The average North American produces between 60 and 150 gallons of wastewater every day, much of it a result of washing dishes and clothes. Municipal water treatment facilities do their best to filter out the synthetic chemicals common in most mainstream dishwasher and laundry soaps, but some of these pollutants inevitably get into rivers, lakes and coastal areas, where they can cause a wide range of problems.
[edit] Dishwasher and Laundry Soaps Can Pollute Water, Cause Harmful Algae Blooms
Perhaps the most worrisome of these pollutants, phosphates, can cause large build-ups of algae and bacteria that rob water bodies of oxygen and thus choke out other life forms. In response to just such a problem occurring in Lakes Ontario and Erie in the late 1960s and early 1970s, the U.S. and Canada signed the Great Lakes Water Quality Agreement in 1972. The agreement banned the use of phosphates in laundry detergents and dish soaps used in the region, and resulted in a significant decrease in algae blooms throughout the Great Lakes.

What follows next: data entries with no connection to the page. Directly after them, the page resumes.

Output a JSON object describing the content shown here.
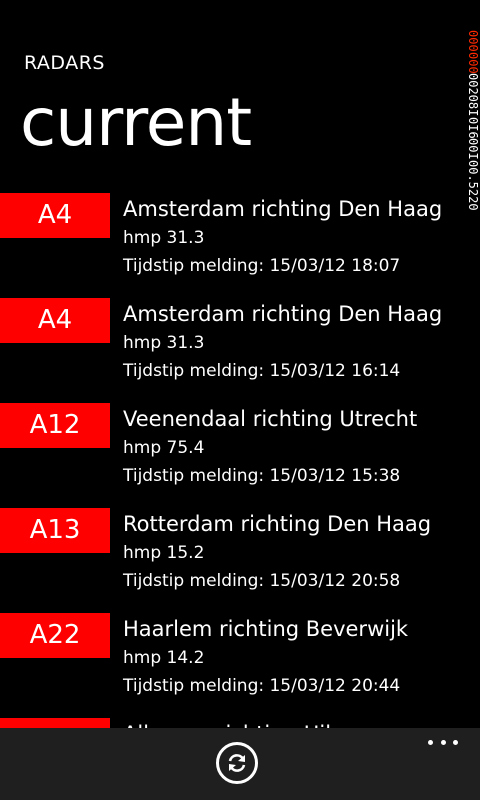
{
  "app_title": "RADARS",
  "page_title": "current",
  "debug_counter": {
    "line1": "000",
    "line2": "000",
    "line3": "00208I",
    "line4": "0I6",
    "line5": "00I",
    "line6": "00.5220"
  },
  "radars": [
    {
      "road": "A4",
      "route": "Amsterdam richting Den Haag",
      "hmp": "hmp 31.3",
      "time": "Tijdstip melding: 15/03/12 18:07"
    },
    {
      "road": "A4",
      "route": "Amsterdam richting Den Haag",
      "hmp": "hmp 31.3",
      "time": "Tijdstip melding: 15/03/12 16:14"
    },
    {
      "road": "A12",
      "route": "Veenendaal richting Utrecht",
      "hmp": "hmp 75.4",
      "time": "Tijdstip melding: 15/03/12 15:38"
    },
    {
      "road": "A13",
      "route": "Rotterdam richting Den Haag",
      "hmp": "hmp 15.2",
      "time": "Tijdstip melding: 15/03/12 20:58"
    },
    {
      "road": "A22",
      "route": "Haarlem richting Beverwijk",
      "hmp": "hmp 14.2",
      "time": "Tijdstip melding: 15/03/12 20:44"
    },
    {
      "road": "",
      "route": "Alkmaar richting Hilversum",
      "hmp": "",
      "time": ""
    }
  ],
  "app_bar": {
    "refresh_icon": "refresh-icon",
    "more_icon": "ellipsis-icon"
  },
  "colors": {
    "accent": "#ff0000",
    "background": "#000000",
    "app_bar": "#1f1f1f"
  }
}
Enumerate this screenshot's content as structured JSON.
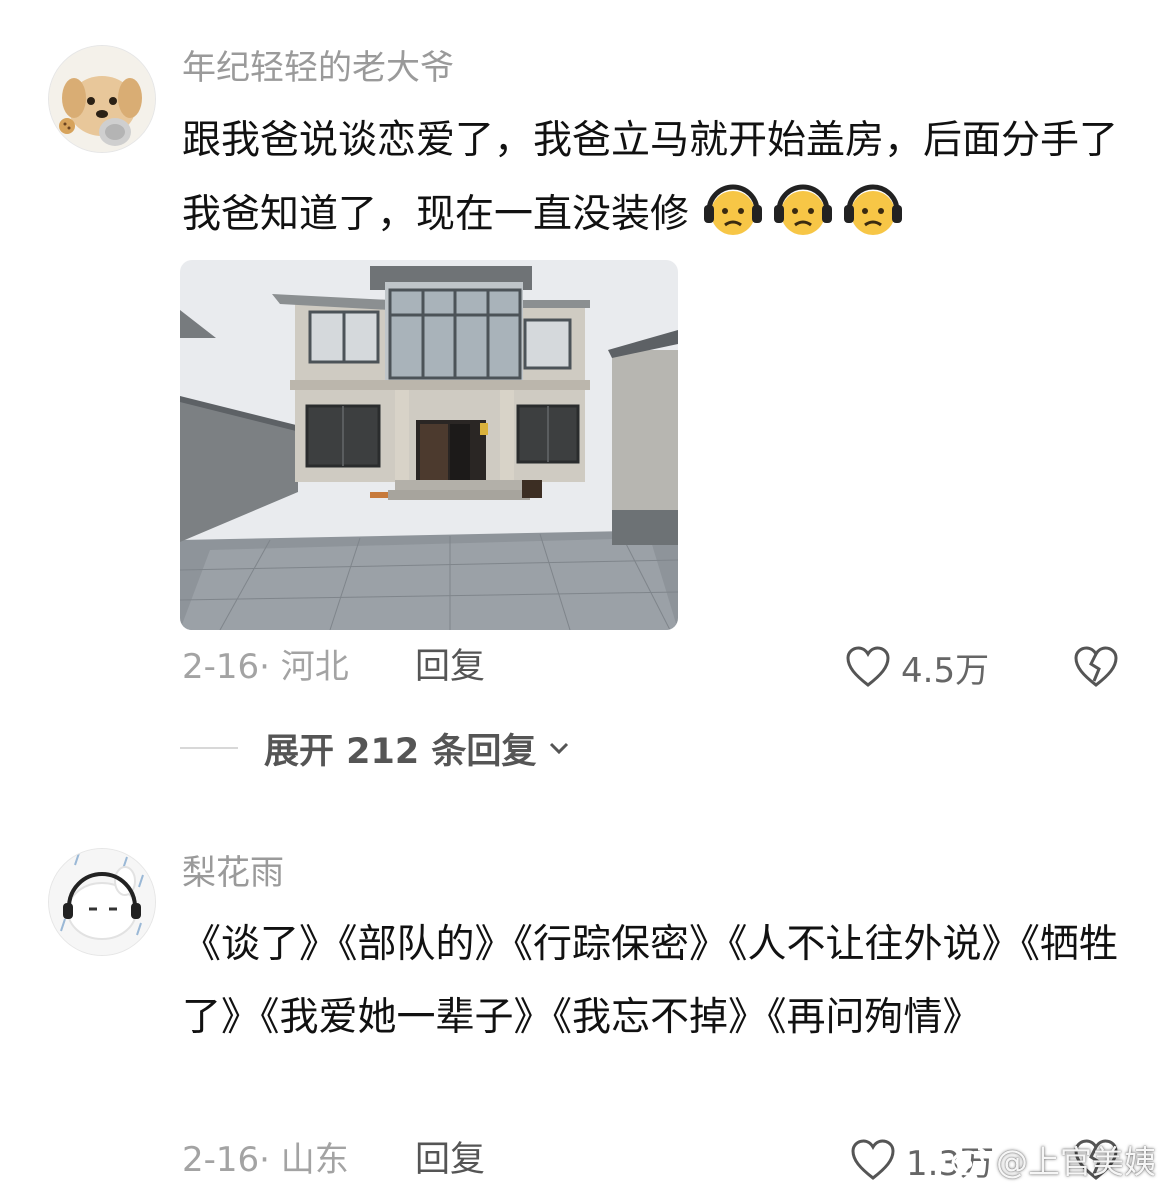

[edit] Chemicals in Dishwasher and Laundry Soaps Pose Health Risks
Despite the success of the agreement, phosphates and other synthetic chemicals continue to be widely used in laundry and dish soaps throughout the world. Aside from their effect on water bodies, these ingredients also trigger allergies, irritate the skin and eyes and carry other health risks.
[edit] Consumers Can Choose Eco-Friendly Dishwasher and Laundry Soaps
Fortunately, consumers now have more environmentally friendly choices than ever. Companies such as Seventh Generation, Ecover, Bioshield and Naturally Yours make safer dishwasher and laundry soaps that do not contain phosphates or other harmful synthetic chemicals. Many of these greener options are available at retail stores like Whole Foods and Wild Oats as well as online from websites like Kokopelli’s Green Market and a host of others.
[edit] Check Ingredients in Dishwasher and Laundry Soaps
According to Seventh Generation CEO Jeffrey Hollender, consumers interested in doing the right thing for the environment should look at ingredients, not slogans. “Just because a product says it is natural doesn’t mean it is nontoxic,” he says. Environmentally friendly ingredients to look for include grain alcohol, coconut or other plant oils, rosemary and sage. Synthetic ingredients to avoid include butyl cellosolve, petroleum, triclosan and phosphates. It is also best to avoid detergents that employ fragrances, as they can contain chemicals known as phthalates that have been linked to cancer.
[edit] Mix Your Own Eco-Friendly Dishwasher and Laundry Soaps
Although household-cleaning chores can often be accomplished with non-toxic, homemade alternatives—such as water mixed with borax, lemon juice, baking soda, vinegar or washing soda—laundry and automatic dishwashing soaps are not so easily replaced with home concoctions. However, Emily Main, senior editor at The Green Guide, recommends adding one-quarter cup of baking soda or white vinegar to clothes washes to act as a fabric softener, and for stain removal suggests soaking fabrics in water mixed with either borax, lemon juice, hydrogen peroxide or white vinegar. As to home recipes for dishwashing, some hardcore homesteaders recommend trying an equal mix of borax and baking soda, but this is probably best used only in a pinch as the abrasiveness of such a mixture can scratch glassware over time.